In the summer of 2003, I was wandering about the shops of Main Street in New Hope, PA when I came upon a store with a neon pentagram in the window. It was one of those “bottom-floor” stores, in which you had to descend a small flight of stairs to get to the entrance. Curious and eager to explore the “mysteries” inside, I explored the bookshelves— past titles of Wiccan Magic and Spells galore. I was about to walk out when I saw a book titled, The Complete Book of Astrology. When I removed it from the shelf, I opened the book to the exact page that marked the beginning of the description of Virgo (my sun sign). It was on this day that I began my investigation into the science of astrology. Yes, science, as in “knowledge, as of facts or principles; knowledge gained by systematic study.” There are those that would scoff, ridicule, and (in some parts of the country) burn me at the stake for such a statement. However, astrology is a valid and reliable system of knowledge that reveals an accurate picture of individual human psychology and societal patterns.
A popular argument against astrology is that it is so general anyone can write a horoscope for any sign from which any reader will glean whatever truth they want from its generalizations and vagaries. This argument is usually supported by citing examples of the horoscope columns found in tabloids or pop culture magazines. Dear Abby’s advice is held in higher esteem than “Anastasia the Astrogazer” or any number of quacks that make a quick buck from writing the dailies. Another argument I’ve heard comes from people who read about their sun sign (solely based on the day they were born) and complain that the description is way off the mark. An even better argument is in the case of two people who share the same birthday and they are nothing alike. The hardcore skeptics of astrology always bring up the case of twins: those born within minutes or hours of each other and live totally different lives.

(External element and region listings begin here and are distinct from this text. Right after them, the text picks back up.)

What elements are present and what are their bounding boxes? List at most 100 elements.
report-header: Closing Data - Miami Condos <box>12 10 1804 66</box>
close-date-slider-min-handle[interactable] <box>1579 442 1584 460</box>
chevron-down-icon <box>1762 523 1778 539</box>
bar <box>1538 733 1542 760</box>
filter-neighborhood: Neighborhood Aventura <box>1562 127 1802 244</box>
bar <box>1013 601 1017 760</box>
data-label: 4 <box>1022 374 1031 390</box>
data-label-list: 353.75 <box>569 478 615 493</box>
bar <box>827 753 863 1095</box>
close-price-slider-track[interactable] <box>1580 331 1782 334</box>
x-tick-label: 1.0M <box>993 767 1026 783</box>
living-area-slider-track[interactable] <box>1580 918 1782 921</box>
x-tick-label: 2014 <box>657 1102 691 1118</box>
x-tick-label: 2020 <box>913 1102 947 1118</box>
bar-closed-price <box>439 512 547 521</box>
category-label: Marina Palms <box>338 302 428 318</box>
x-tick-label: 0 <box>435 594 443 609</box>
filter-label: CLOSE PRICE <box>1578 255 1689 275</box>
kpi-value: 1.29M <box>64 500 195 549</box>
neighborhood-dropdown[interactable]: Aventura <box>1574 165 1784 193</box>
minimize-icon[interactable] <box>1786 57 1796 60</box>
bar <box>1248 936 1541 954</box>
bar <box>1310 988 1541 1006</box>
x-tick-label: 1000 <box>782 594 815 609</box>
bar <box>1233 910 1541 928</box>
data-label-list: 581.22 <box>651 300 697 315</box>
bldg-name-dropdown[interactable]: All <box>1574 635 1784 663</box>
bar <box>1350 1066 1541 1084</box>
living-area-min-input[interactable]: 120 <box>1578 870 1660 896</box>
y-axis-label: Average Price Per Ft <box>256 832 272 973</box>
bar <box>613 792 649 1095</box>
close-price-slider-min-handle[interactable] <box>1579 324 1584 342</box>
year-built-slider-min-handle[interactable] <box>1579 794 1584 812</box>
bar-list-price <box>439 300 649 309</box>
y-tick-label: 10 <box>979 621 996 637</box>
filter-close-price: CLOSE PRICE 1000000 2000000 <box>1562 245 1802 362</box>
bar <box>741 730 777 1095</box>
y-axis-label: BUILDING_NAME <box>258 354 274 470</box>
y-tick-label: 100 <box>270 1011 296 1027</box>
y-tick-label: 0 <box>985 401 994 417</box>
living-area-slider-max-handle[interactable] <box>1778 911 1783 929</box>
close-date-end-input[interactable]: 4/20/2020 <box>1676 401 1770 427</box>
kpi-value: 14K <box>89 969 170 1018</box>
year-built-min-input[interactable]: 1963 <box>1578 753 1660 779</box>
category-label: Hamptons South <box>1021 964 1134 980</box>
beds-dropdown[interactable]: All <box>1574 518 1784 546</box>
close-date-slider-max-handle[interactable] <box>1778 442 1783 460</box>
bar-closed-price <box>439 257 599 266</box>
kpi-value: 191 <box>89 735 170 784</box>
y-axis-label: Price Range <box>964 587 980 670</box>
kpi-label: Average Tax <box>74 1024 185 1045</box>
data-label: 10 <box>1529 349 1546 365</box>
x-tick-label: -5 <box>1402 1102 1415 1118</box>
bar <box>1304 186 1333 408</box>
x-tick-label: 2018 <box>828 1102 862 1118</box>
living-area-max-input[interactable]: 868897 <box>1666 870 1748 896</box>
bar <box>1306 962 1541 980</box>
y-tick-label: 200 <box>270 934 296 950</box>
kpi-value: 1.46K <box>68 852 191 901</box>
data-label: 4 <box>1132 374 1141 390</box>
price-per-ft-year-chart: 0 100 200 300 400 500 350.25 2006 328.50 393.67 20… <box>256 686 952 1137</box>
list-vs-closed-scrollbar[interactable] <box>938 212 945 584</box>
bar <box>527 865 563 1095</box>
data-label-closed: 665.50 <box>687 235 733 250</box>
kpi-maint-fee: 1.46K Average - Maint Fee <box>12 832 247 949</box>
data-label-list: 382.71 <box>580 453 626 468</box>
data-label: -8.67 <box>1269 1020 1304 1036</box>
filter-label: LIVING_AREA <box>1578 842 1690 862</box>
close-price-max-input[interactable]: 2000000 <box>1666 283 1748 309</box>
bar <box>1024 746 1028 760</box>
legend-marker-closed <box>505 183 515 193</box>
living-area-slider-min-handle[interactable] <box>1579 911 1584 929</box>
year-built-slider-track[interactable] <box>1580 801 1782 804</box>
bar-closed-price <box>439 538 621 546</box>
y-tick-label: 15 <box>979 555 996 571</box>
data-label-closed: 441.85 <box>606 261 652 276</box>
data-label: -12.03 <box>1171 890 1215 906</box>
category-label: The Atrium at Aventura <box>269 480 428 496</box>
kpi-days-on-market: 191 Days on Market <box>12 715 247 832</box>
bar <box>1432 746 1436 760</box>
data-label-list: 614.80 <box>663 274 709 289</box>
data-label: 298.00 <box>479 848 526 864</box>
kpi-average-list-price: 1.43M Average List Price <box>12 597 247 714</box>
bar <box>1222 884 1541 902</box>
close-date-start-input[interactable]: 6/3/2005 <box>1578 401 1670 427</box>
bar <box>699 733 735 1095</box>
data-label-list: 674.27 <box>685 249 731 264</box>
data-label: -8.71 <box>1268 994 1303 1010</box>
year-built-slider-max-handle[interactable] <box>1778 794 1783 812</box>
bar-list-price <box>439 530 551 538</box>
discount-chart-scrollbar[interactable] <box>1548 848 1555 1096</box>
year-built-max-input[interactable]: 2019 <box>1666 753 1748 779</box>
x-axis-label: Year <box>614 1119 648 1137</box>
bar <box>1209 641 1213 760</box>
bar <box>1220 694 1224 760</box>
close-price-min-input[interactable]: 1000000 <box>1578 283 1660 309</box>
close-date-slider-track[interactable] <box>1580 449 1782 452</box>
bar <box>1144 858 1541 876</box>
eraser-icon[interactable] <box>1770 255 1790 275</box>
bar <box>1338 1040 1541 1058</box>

Many people fail to realize that astrology is more than just your sun sign— that is, the sign and degree the sun occupied at the moment of birth. For example, the sun was at 26 degrees Virgo when I was born; therefore, common knowledge would label me “Virgo.” However, upon further examination, you would also discover that the zodiac sign on the horizon at 10:54pm EST on September 19th, 1979 in Norristown, PA, was Gemini at 18 degrees. Furthermore, the Moon was at 12 degrees Virgo, the planet Mercury at 2 degrees Libra, the planet Venus at 3 degrees Libra, and the planet Mars at 27 degrees Cancer. Astrologers who cast detailed horoscopes will note not only the placement of planets in the sky but also the aspects made between them, in order to give a more accurate reflection of the energies these positions might imply. In the case of two individuals having the same birth date, the difference of an hour can change not only the rising sign at the moment of birth but also the house positions which give each horoscope its distinct “flavor.” And let’s not forget free will—the various internal and external factors and the responses to those factors that influence each human being which contribute to his or her outlook on life. It is important to note that astrological counsel has been sought throughout the ages by royalty, political figures, and the church, as a means to gain and maintain power. The Italian renaissance is rife with evidence of consultations and readings from astrologers such as Ptolemy, Marsilio Ficino, Cornelius Agrippa, and William Lilly. The foundations of American government and the planning and construction of the Capitol city of Washington, DC are steeped in astrological significance. There is compelling evidence that our founding fathers waited until certain planets occupied a certain degree in the sky before scheduling any important ceremonies related to the birth of the United States.